We became like relatives to one family in the village – and went back every 3 years.    My mother had this uncanny ability to read a culture – so different from our own – and see how to both be herself and put the villagers at ease by respecting their ways. It proved an invaluable trait when you go and live, unannounced, in a rural, indigenous, Islamic society.   I would find it annoying as a teenager when she would say things like ‘don’t look those men directly in the eye’ or ‘make sure you wear your underwear in the communal women’s bath house’.    But she was always right.

Usually easy going, I can remember her getting extremely annoyed at me when she came into our room and I was applying her (only) mascara to three or four of my friends. We were 13, and like girls around the world obsessed with makeup.  We were also, however, grubby as only people who don’t have running water at home, and who sit in fields all day and sleep on the ground can be.  Now that I wear mascara, I understand her horror as I passed it around.

The result of her unique warmth and strength in the Himalayan villages was that she became everyone’s ‘auntie’ or ‘grandmother’ or ‘big sister.’   Here in Canada she makes friends of all ages and walks of life too.

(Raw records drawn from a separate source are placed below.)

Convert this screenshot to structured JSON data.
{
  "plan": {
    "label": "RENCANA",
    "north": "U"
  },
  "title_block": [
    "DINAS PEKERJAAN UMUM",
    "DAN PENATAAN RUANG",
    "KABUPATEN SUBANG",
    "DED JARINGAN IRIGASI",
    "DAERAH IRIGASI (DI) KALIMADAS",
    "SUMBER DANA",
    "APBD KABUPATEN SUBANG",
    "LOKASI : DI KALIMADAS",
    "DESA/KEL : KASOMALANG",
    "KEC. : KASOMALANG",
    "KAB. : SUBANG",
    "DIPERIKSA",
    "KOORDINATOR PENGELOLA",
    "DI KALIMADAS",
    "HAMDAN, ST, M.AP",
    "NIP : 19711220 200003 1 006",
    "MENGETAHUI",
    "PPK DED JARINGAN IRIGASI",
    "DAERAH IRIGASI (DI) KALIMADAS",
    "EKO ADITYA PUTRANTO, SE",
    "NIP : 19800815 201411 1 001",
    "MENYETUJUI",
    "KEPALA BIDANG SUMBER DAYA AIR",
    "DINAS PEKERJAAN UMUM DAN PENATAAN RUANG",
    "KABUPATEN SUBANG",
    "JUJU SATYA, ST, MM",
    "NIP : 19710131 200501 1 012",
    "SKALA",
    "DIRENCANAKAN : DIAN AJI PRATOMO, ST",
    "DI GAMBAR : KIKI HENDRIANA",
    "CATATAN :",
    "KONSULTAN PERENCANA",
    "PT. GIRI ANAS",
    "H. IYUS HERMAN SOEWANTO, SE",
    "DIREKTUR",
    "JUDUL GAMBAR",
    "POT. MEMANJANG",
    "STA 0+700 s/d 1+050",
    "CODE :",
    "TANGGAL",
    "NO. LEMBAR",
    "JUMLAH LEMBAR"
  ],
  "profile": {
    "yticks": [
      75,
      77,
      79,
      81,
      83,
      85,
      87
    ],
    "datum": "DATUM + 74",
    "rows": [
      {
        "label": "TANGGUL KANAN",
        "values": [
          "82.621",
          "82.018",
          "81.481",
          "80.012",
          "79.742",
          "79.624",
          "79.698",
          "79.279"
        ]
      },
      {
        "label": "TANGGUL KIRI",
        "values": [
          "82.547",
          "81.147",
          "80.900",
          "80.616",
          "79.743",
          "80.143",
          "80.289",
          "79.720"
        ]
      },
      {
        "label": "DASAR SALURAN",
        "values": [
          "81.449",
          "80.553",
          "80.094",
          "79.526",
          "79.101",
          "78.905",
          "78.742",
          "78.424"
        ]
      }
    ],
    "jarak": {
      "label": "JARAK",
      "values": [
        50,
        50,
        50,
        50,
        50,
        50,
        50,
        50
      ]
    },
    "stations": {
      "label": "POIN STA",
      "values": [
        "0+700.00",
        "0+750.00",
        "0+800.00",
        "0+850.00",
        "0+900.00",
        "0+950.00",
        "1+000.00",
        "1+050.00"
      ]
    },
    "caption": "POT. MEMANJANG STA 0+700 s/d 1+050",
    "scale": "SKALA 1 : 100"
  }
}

My friends have always loved her.  In high school if one of my friends ran away from home they would end up finding solace at my house.  I rode the bus with this boy in grade 5, who was tough and cool and couldn’t be bothered with me – but he always ended up in my kitchen before the bus came, with my mom sending him to school with a granola bar or cookie, because she knew his parents were never home and he was often hungry.

Sitara Hewitt And Mother

Born in Pakistan in the late 30s, my mother experienced racism in the UK, US and Canada over the last 50 years or so, but she has this way of disarming even the most small-minded people with her fresh, genuine personality.  She chuckles happily when she tells a story of teaching job she had in the 70s in Canada, for a class of remedial students.

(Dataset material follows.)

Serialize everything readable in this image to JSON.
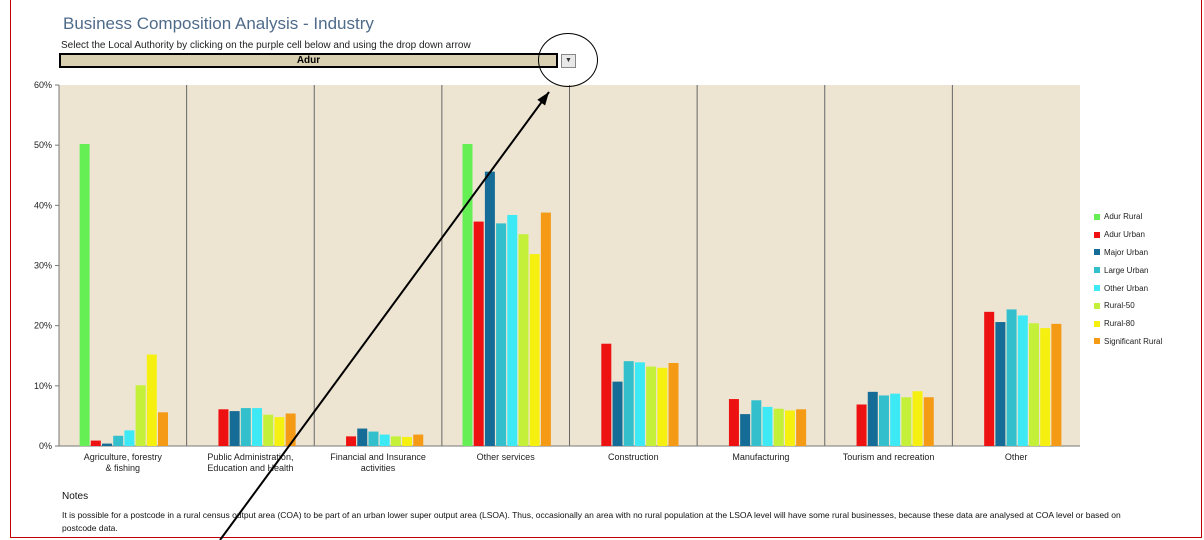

One large boy said ‘what do you think you are, a big chocolate bar?’   And my mother says, “So I went over to check on his work and stood on his large foot and pressed down. He looked up at me and smiled, amused and sheepish.” She tells of how she would see him, years later as a man on the street and he never forgot her and would always give her a kind “Hello Mrs. Hewitt”. She doesn’t buy into anyone’s small mindedness, and usually wins everyone over quietly.

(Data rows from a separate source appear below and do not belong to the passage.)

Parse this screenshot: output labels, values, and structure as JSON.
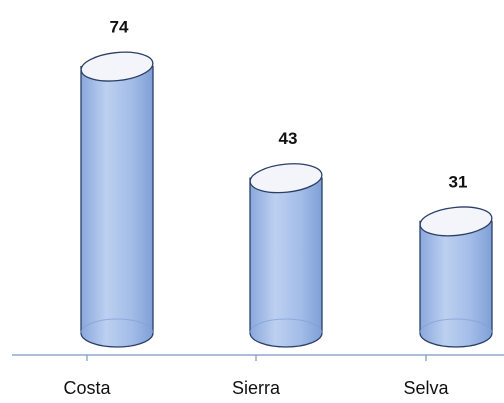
{
  "chart_data": {
    "type": "bar",
    "style": "cylinder",
    "categories": [
      "Costa",
      "Sierra",
      "Selva"
    ],
    "values": [
      74,
      43,
      31
    ],
    "data_labels": [
      "74",
      "43",
      "31"
    ],
    "grid": false,
    "legend": "none",
    "colors": {
      "bar_fill": "#a9c3ea",
      "bar_dark": "#7f9fd6",
      "bar_edge": "#2b3f66",
      "top_fill": "#f3f5fb",
      "axis": "#7a96c8"
    }
  }
}
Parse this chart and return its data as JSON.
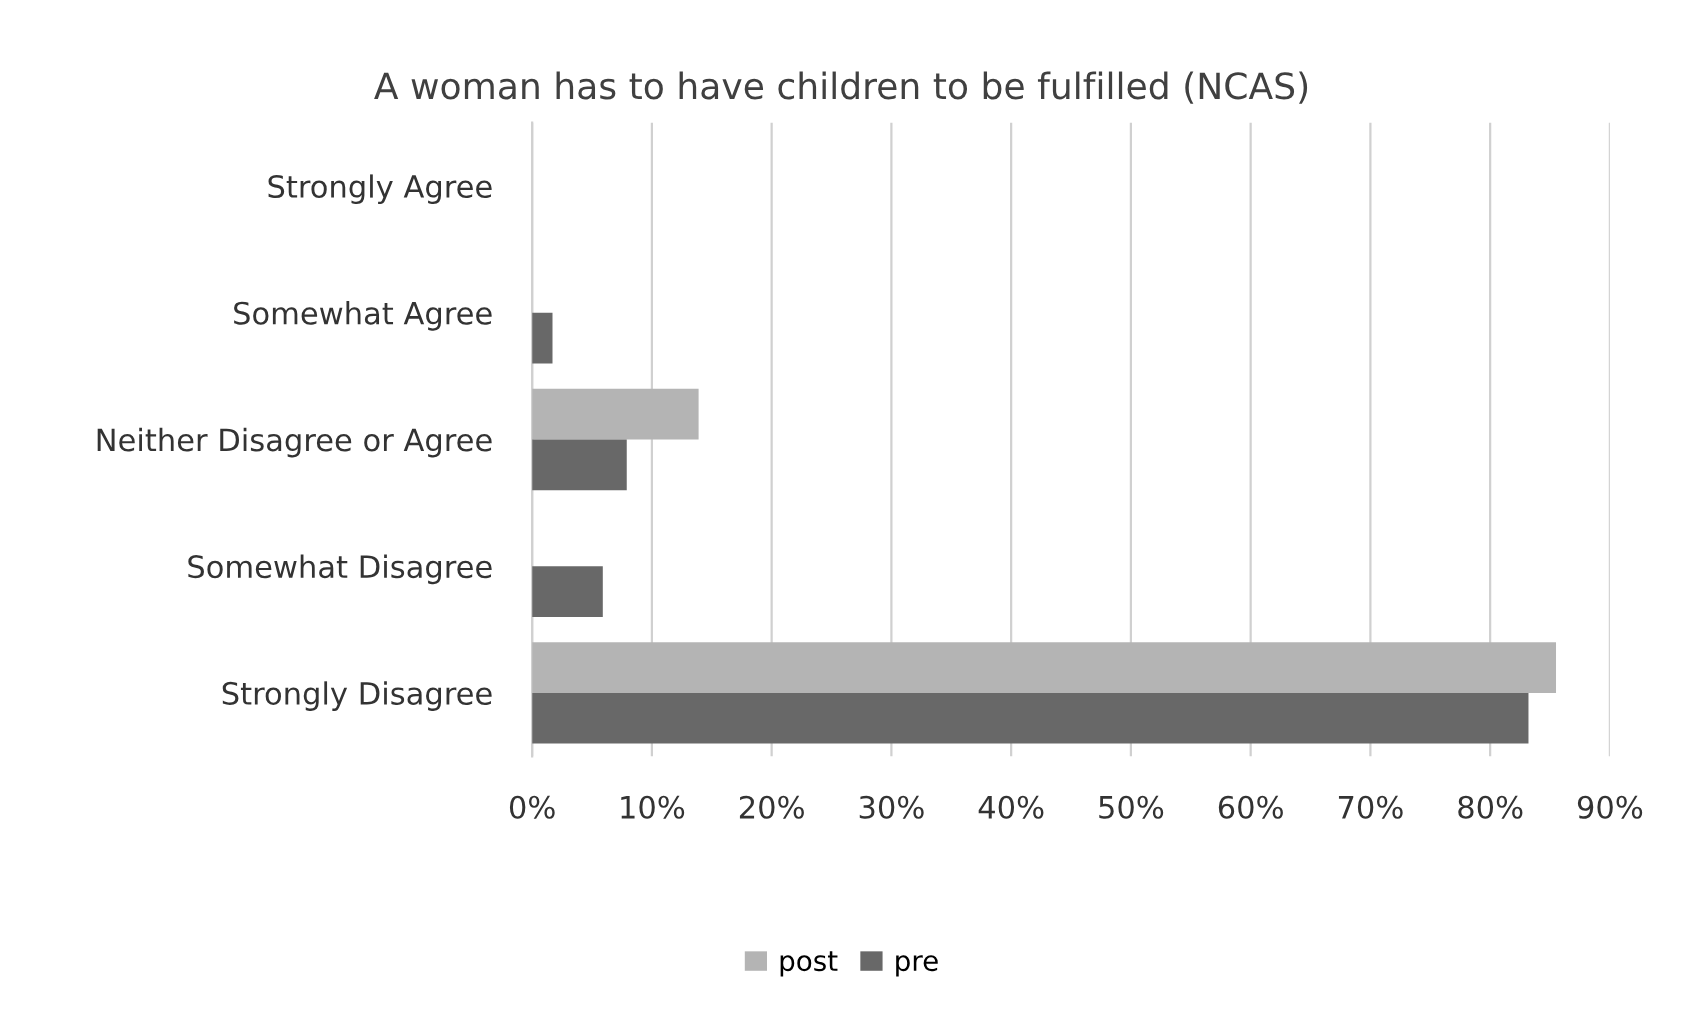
{
  "chart_data": {
    "type": "bar",
    "orientation": "horizontal",
    "title": "A woman has to have children to be fulfilled (NCAS)",
    "categories": [
      "Strongly Agree",
      "Somewhat Agree",
      "Neither Disagree or Agree",
      "Somewhat Disagree",
      "Strongly Disagree"
    ],
    "series": [
      {
        "name": "post",
        "color": "#b4b4b4",
        "values": [
          0,
          0,
          13.9,
          0,
          85.5
        ]
      },
      {
        "name": "pre",
        "color": "#686868",
        "values": [
          0,
          1.7,
          7.9,
          5.9,
          83.2
        ]
      }
    ],
    "xlim": [
      0,
      90
    ],
    "xticks": [
      {
        "value": 0,
        "label": "0%"
      },
      {
        "value": 10,
        "label": "10%"
      },
      {
        "value": 20,
        "label": "20%"
      },
      {
        "value": 30,
        "label": "30%"
      },
      {
        "value": 40,
        "label": "40%"
      },
      {
        "value": 50,
        "label": "50%"
      },
      {
        "value": 60,
        "label": "60%"
      },
      {
        "value": 70,
        "label": "70%"
      },
      {
        "value": 80,
        "label": "80%"
      },
      {
        "value": 90,
        "label": "90%"
      }
    ],
    "grid": "x",
    "legend": "bottom"
  }
}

So yeah.  She’s pretty cool.  I don’t know a stronger, or sweeter woman.  Now in her 70s she has just started her first exercise, yoga and Spanish classes!

I love that she never stops learning and growing and despite our 40 year age difference she is one of my best friends.   Neither of us are those perfectly put-together-type women, we have a great laugh when she spills her entire coffee at Starbucks – again – or I lock myself out of the house for the 20th time.

Sitara Hewitt and Her Son

Sitara Hewitt and Her Son

The most important thing my mom taught me?  Beyond the cultural lessons, was how to love my son.   My mother seemed to know that the most important thing you can give a child is your unconditional love, your attention and your respect.  This is how I try to raise my little one, and though I make a lot of mistakes I know he flourishes because of this pure love my mom taught me to give him.  I’m grateful for her and that my son is able to enjoy her nurturing now too.

Thanks mom, you mean more than you’ll ever know. 

***In 2011 Sitara’s mother published a book about her time living with the villagers in Baltistan, in the Northern Areas of Pakistan. The book is called “The Other Side of Silence” by Farida-Azhar Hewitt.